Por José Carlos Teixeira Giorgis, desembargador aposentado do TJRS e diretor do Memorial Judiciário (RS)

Andrew Salomon está entre nós. Há quase vinte anos publicou um dos livros mais significativos sobre a depressão (“O Demônio do Meio-Dia”) onde, com graça e talento, narra sua experiência, uma jornada cândida, fascinante e exaustiva, como ali a define.

A depressão é a imperfeição do amor, diz ele, pois para se amar a criatura tem que ser capaz de se desesperar ante as perdas e a doença é o mecanismo destes desesperos; é um nascimento e uma morte; ao mesmo tempo é uma nova presença e o total desaparecimento.

Salomon tentara diversas terapias de grupo, todavia a que lhe pareceu mais sutil e orientadora baseou-se no trabalho de Bert Hellinger, um ex-sacerdote que foi missionário entre os zulus e que deles trouxe o seu método: a constelação familiar.

Hoje também usada para a solução de problemas nas relações familiares na cena judiciária, consiste em buscar no passado, através de um psicodrama, problemas e dificuldades que se manifestaram em gerações anteriores (suicídio, morte, alcoolismo, abuso, incesto, doenças) que podem haver repercutido no trauma atual, sem que o agente dele soubesse.

A pessoa vê representada a existência passada, como forma de trazê-la à consciência. Escolhe-se entre o público quem represente o pai, a mãe, a irmã, o avô, pessoas totalmente desconhecidas que, com o cliente, vão prospectando o drama passado, chegando a ocorrer reações nos atores, como se “sentissem” as dores do pretérito.

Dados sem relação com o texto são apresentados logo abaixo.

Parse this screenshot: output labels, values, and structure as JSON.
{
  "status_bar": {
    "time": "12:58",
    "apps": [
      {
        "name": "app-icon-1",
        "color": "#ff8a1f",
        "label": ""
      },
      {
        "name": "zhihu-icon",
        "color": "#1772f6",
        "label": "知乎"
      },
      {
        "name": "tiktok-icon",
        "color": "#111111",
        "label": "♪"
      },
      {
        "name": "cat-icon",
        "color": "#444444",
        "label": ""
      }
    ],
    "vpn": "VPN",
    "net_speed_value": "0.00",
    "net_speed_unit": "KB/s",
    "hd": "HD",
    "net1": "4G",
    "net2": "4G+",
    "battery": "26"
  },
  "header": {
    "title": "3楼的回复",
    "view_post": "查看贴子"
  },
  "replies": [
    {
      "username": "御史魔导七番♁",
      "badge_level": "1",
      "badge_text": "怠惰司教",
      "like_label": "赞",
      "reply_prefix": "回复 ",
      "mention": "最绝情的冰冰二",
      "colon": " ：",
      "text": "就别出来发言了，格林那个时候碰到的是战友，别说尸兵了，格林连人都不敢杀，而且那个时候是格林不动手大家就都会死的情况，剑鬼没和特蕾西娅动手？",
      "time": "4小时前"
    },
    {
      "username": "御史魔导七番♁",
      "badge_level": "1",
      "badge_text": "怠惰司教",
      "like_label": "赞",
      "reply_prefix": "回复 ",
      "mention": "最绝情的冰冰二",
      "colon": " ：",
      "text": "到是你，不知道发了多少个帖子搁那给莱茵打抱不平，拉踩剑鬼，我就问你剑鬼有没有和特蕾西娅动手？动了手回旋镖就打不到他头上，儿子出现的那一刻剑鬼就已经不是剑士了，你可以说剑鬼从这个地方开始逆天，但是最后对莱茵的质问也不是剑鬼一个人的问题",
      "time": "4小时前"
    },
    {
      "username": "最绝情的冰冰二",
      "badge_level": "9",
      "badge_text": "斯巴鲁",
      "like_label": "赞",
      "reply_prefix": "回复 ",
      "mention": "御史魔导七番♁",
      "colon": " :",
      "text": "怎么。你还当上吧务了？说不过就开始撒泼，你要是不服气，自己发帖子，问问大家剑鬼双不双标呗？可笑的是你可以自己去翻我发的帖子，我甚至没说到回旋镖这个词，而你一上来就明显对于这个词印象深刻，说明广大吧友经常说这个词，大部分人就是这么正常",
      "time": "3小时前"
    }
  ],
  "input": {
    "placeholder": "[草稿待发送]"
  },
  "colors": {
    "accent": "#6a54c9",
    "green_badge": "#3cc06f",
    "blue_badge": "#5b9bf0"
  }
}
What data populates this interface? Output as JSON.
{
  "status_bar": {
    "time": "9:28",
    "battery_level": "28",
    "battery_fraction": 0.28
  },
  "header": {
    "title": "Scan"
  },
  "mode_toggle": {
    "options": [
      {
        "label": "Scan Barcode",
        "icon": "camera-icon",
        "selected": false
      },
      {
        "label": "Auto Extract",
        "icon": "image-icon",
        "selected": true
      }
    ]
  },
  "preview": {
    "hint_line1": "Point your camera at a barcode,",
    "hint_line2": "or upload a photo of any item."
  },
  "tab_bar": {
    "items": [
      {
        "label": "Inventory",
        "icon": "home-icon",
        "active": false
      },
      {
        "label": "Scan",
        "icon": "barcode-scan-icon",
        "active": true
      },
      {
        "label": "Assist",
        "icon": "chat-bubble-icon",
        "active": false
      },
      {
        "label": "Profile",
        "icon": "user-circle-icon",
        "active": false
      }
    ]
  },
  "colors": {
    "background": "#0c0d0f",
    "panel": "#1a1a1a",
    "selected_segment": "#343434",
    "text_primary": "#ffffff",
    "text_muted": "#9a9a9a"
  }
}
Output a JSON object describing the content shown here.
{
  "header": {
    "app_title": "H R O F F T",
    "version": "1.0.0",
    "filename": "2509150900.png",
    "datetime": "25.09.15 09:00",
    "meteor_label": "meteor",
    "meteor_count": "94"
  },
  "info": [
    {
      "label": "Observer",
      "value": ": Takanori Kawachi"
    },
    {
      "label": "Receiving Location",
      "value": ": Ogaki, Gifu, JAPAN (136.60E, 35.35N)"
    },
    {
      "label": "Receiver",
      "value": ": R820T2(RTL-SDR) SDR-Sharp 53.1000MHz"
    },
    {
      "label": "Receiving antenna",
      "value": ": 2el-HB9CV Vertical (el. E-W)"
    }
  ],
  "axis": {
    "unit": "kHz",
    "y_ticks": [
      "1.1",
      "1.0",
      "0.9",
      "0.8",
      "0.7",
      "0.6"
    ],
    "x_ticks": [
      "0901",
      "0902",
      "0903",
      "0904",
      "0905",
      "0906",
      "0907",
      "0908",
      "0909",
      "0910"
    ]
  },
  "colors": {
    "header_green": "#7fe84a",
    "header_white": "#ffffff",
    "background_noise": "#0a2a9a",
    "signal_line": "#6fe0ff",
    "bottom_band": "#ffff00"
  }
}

Salomon, isso em 1998, participou de um tratamento intensivo com Reinhard Lier, discípulo de Hellinger, com algum ceticismo transformado em respeito durante transcurso do processo. Um grupo de 20 pessoas, conta ele, reuniu-se e estabeleceu laços de confiança através de alguns exercícios. Pede-se a cada um que construa a narrativa do evento mais doloroso de sua vida, o que é compartilhado, escolhendo-se pessoas do grupo para representar figuras da narrativa. Segue-se uma espécie de dança coreografada, colocando-se as pessoas umas frente às outras, movendo-se o sujeito em torno delas, enquanto reconta sua história.

Salomon escolheu a morte de sua mãe como ponto de origem de sua depressão. As figuras conversam entre si. O sujeito se impregna, como se falasse com a mãe. No final adquire uma espécie de calma, o que não resolveu o problema do escritor, mas lhe trouxe uma espécie de paz e compreensão para enfrentá-la.